— Видно, у вас много свободного времени? Надо проверить, насколько каждый из вас загружен!
Он сделал было шаг в комнату, но остался стоять в раскрытых дверях, отчего сквозняк ворошил бумаги, разложенные на столах.
Вдруг, выпрямившись по-военному, хоть он ходил в штатском, Седлатшек злобно заорал дрожащим голосом, на этот раз по-немецки:
— Кто из вас видел Хадиму? Куда он мог подеваться?
— Сегодня его здесь не было, — ответили мы ему по-чешски.
Он окинул всех ненавидящим взглядом и повернулся на каблуках. Сквозняк захлопнул за ним дверь.
Все разошлись по своим местам, и в комнате вмиг воцарилась непривычно настороженная тишина, но тут же в коридоре снова, раздался пронзительный голос Седлатшека, разносившийся по всему зданию, однако что он говорил — разобрать было невозможно.
Потом раздался крик — кричали разом несколько человек, — послышался топот на лестнице, стук дверей и какие-то приказы по-немецки.
Мы толпой бросились к двери, один за другим выглядывали в коридор, но коридор был уже пуст, только внизу на лестнице еще раздавались голоса, и топот.
Из всех дверей нашего этажа высовывались испуганные лица. Соседи из комнаты рядом сообщили нам:
— Хадиму арестовали! Седлатшек привез гестаповцев!
Я подбежал к окну, выходящему во двор. Половина двора находилась в тени. Солнце ярко освещало здание напротив. Из нашего подъезда вышли четверо. Впереди Седлатшек, за ним, между двумя незнакомыми мужчинами в штатском, — Хадима. Если бы я не знал, что случилось, я мог бы подумать, что они идут в соседний цех по служебным делам. Трое шли обычным спокойным шагом. И только Седлатшек суетился, то забегал вперед, то отставал, размахивал руками и что-то выкрикивал.
Когда они миновали теневую часть двора, Хадима на мгновение остановился на границе тени и света, обернулся и помахал нам рукой. Словно почувствовал, что все мы сгрудились у окон, и решил попрощаться с нами.

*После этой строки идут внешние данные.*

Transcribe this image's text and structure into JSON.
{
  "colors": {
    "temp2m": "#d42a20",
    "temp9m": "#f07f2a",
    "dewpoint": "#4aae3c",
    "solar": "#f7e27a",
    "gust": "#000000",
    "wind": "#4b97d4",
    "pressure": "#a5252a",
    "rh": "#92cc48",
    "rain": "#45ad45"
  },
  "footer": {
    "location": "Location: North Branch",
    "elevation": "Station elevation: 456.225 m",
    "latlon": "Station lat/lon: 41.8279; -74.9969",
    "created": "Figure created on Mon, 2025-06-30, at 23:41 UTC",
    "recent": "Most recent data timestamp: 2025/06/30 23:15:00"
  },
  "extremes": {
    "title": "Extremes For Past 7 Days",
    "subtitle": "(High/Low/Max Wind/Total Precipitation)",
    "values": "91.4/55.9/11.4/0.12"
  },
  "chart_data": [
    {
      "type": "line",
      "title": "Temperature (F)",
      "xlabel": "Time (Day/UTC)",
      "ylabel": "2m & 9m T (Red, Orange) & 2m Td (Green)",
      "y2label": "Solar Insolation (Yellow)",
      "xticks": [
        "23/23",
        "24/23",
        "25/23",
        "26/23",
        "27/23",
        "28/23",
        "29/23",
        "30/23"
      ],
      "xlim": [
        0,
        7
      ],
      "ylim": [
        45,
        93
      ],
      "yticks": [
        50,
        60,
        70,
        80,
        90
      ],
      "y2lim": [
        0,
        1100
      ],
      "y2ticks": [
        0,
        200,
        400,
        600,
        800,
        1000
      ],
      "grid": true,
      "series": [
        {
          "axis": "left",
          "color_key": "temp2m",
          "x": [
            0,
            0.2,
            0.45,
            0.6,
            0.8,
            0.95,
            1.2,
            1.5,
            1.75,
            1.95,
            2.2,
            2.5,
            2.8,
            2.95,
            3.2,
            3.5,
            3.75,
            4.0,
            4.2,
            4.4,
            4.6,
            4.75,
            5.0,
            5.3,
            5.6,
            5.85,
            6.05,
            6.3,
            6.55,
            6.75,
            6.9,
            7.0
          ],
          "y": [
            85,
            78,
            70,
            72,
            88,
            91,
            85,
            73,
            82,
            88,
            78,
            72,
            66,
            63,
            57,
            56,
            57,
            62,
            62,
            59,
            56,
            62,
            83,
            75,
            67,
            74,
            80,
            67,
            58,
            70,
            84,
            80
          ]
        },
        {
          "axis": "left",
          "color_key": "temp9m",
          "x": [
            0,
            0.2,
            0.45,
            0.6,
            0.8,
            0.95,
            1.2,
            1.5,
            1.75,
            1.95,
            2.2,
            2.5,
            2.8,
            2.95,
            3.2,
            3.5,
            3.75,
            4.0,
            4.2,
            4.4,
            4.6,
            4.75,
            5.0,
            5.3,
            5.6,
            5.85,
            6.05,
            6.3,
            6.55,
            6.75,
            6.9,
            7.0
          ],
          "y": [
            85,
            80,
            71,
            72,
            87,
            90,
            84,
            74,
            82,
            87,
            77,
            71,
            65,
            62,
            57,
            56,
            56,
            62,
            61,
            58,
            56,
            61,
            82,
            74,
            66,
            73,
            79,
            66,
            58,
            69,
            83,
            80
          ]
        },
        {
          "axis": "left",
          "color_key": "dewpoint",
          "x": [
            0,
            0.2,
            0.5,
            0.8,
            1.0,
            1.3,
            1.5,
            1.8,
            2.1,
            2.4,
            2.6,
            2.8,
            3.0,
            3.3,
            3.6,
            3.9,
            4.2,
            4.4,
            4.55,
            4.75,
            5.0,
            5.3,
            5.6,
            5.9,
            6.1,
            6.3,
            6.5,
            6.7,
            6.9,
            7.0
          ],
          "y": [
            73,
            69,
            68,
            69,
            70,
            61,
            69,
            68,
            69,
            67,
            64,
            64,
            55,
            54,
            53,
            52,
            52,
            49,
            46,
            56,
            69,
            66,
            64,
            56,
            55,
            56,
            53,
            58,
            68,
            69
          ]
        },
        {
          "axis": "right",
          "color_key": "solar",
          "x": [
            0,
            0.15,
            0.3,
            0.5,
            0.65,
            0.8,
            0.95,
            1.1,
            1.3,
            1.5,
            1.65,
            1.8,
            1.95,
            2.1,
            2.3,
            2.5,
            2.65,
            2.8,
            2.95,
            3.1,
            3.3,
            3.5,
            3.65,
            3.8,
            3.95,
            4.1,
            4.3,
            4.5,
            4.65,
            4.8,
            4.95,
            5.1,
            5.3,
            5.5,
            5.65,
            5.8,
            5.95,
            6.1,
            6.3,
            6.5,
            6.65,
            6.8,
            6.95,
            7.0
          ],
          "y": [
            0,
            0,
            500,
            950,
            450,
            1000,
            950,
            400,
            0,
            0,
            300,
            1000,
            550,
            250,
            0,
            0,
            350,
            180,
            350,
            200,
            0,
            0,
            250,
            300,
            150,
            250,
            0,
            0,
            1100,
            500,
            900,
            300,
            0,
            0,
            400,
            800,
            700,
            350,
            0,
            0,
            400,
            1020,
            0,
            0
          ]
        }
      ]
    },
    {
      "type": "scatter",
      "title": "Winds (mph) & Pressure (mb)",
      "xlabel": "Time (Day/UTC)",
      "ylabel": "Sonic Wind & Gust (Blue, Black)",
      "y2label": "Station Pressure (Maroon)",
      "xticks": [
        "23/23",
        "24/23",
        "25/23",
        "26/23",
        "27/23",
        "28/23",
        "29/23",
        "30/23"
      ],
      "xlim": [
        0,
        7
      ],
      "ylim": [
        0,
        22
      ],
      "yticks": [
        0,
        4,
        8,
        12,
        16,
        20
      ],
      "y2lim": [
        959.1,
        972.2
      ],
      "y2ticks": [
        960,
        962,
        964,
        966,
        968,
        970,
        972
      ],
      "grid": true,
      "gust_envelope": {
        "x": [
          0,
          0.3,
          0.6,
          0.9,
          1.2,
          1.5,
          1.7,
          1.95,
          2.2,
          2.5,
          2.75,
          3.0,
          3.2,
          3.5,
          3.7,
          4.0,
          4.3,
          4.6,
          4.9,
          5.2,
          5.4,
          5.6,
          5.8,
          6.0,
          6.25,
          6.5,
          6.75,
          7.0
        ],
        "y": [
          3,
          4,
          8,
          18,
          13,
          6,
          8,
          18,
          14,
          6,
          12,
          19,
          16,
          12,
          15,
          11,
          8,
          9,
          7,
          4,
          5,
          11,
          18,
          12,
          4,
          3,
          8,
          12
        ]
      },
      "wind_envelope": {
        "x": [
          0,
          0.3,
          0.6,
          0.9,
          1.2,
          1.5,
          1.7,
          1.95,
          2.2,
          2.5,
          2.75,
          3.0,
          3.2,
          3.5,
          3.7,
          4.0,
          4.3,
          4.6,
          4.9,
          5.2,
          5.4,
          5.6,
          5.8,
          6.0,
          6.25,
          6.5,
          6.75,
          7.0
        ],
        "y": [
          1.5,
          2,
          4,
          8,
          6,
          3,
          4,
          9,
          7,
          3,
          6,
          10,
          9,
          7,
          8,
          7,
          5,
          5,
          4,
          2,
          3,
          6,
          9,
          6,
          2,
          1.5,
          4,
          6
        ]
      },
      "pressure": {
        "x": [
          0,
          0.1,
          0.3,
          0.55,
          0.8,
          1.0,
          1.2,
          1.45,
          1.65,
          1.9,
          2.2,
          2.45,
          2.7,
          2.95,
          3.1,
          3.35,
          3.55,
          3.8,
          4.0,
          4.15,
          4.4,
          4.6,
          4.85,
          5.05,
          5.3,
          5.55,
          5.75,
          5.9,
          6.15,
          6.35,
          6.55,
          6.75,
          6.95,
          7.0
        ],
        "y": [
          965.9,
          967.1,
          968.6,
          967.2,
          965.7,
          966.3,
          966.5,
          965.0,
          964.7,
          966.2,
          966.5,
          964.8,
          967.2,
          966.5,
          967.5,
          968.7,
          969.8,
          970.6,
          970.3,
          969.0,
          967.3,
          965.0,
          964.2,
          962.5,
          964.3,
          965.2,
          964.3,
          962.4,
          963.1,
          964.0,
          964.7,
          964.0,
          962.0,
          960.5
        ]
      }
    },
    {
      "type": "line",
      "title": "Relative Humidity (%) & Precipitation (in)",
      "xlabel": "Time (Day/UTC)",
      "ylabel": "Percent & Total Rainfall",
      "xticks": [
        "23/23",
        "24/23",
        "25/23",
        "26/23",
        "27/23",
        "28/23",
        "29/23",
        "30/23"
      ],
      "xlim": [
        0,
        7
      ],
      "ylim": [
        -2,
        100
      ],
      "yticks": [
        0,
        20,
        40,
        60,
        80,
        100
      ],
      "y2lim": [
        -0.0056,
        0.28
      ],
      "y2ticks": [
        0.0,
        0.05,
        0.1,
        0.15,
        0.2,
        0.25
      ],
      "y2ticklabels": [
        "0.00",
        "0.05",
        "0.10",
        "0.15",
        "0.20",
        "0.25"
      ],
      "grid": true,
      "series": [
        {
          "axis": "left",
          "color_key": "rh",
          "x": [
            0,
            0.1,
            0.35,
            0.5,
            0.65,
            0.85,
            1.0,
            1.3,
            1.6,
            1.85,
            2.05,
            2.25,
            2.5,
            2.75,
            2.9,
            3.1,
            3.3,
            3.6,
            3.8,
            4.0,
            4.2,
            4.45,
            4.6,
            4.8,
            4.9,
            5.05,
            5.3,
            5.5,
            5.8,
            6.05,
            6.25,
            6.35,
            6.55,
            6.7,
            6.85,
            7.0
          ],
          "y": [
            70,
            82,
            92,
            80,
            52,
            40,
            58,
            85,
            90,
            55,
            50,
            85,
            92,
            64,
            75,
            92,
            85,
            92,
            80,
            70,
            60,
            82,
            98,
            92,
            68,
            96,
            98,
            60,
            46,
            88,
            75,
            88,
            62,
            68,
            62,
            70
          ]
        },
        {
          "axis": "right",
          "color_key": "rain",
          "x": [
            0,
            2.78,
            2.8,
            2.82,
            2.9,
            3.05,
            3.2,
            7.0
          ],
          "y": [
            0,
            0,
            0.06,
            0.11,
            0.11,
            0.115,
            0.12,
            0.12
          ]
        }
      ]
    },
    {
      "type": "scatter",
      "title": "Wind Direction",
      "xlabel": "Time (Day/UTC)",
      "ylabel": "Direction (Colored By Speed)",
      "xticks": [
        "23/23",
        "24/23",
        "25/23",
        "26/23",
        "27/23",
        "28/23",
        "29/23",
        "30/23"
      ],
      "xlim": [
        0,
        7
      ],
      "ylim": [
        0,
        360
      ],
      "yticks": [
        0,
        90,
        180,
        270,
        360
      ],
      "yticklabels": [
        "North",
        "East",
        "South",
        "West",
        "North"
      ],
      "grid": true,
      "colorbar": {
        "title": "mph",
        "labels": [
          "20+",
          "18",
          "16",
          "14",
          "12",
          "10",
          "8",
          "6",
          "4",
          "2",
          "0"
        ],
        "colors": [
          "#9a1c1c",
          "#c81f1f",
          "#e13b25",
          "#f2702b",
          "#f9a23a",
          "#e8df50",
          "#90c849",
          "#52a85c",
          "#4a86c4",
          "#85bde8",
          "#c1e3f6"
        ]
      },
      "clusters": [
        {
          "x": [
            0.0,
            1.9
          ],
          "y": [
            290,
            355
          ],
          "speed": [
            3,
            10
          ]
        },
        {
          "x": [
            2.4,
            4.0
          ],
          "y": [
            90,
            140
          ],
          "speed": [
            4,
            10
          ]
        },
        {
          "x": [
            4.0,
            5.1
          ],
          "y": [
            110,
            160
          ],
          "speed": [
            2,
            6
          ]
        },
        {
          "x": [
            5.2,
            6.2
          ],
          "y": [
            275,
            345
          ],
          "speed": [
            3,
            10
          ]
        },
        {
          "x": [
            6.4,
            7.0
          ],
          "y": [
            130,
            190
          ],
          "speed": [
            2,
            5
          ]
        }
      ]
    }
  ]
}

Мужчина, шедший сбоку, грубо схватил Хадиму за руку и потащил за собой так стремительно, что тот чуть не упал.
В узком проходе неподалеку от фабричных ворот стояла низкая черная машина. Мы видели, как сначала в нее сел Хадима, потом те двое, все это время Седлатшек стоял навытяжку, вскинув вперед правую руку. Черная машина медленно двинулась к фабричным воротам.
Горькие слезы бессилия выступили у меня на глазах.
В моей памяти навсегда запечатлелась сгорбленная фигура бухгалтера Хадимы, когда он остановился на контрастной полосе, отделяющей темную часть двора от ярко освещенной, и махнул нам на прощание рукой.
В сумерки я снова пошел в лес, хотя и знал, что Виола сегодня не придет.
Мне хотелось видеть ее, потому что только она, она одна, могла утешить меня и помочь побороть нарастающий страх.
Я стоял на опушке, ветви высоких сосен сочувственно шумели у меня над головой, а над ними на бледно-сером небе мерцали первые робкие звезды.
Прогретый за день лес дышал теплом. Где-то вблизи протяжно кричала сова, над полем пролетела большая черная птица, захлопав крыльями, она скрылась в густом молодняке за шоссе. И снова наступила тишина, удивительная, умиротворяющая тишина.
Я смотрел вниз на город, окутанный сизой дымкой, он представлялся мне скопищем темных человеческих жилищ, казалось, будто его жители живут в полном мраке. Только из неразличимых во тьме труб нашей фабрики поднимался белесый дым, полосами стлавшийся над крышами города.
Я вышел из леса и пошел по жнивью. Остановился на минуту, и еще раз оглянулся.
Небо за стекольным заводом было неестественно красным, словно где-то вдалеке разгорался пожар.
10
До сих пор я жил как во сне, витал мыслями в облаках и невольно оберегал себя от ужасов, с которыми чем дальше, тем больше сталкивала меня жизнь.
История с бухгалтером Хадимой глубоко потрясла меня; ведь до того времени я жил только своей любовью, не видел никого и ничего вокруг себя, кроме Виолы. Я не мог поверить, что человек, которого я привык видеть ежедневно, с которым любил переброситься парой слов, к которому чувствовал симпатию и доверие, вдруг не придет больше на работу, исчезнет, пропадет, как в воду канет. Он уж больше не будет возвращаться домой на мотоцикле, не будет поджидать меня у фабричных ворот после смены, не будет ночевать в нашем предместье в домике своей портнихи, стены которого были увиты диким виноградом. Больше я не увижу его тихим вечером около стекольного завода.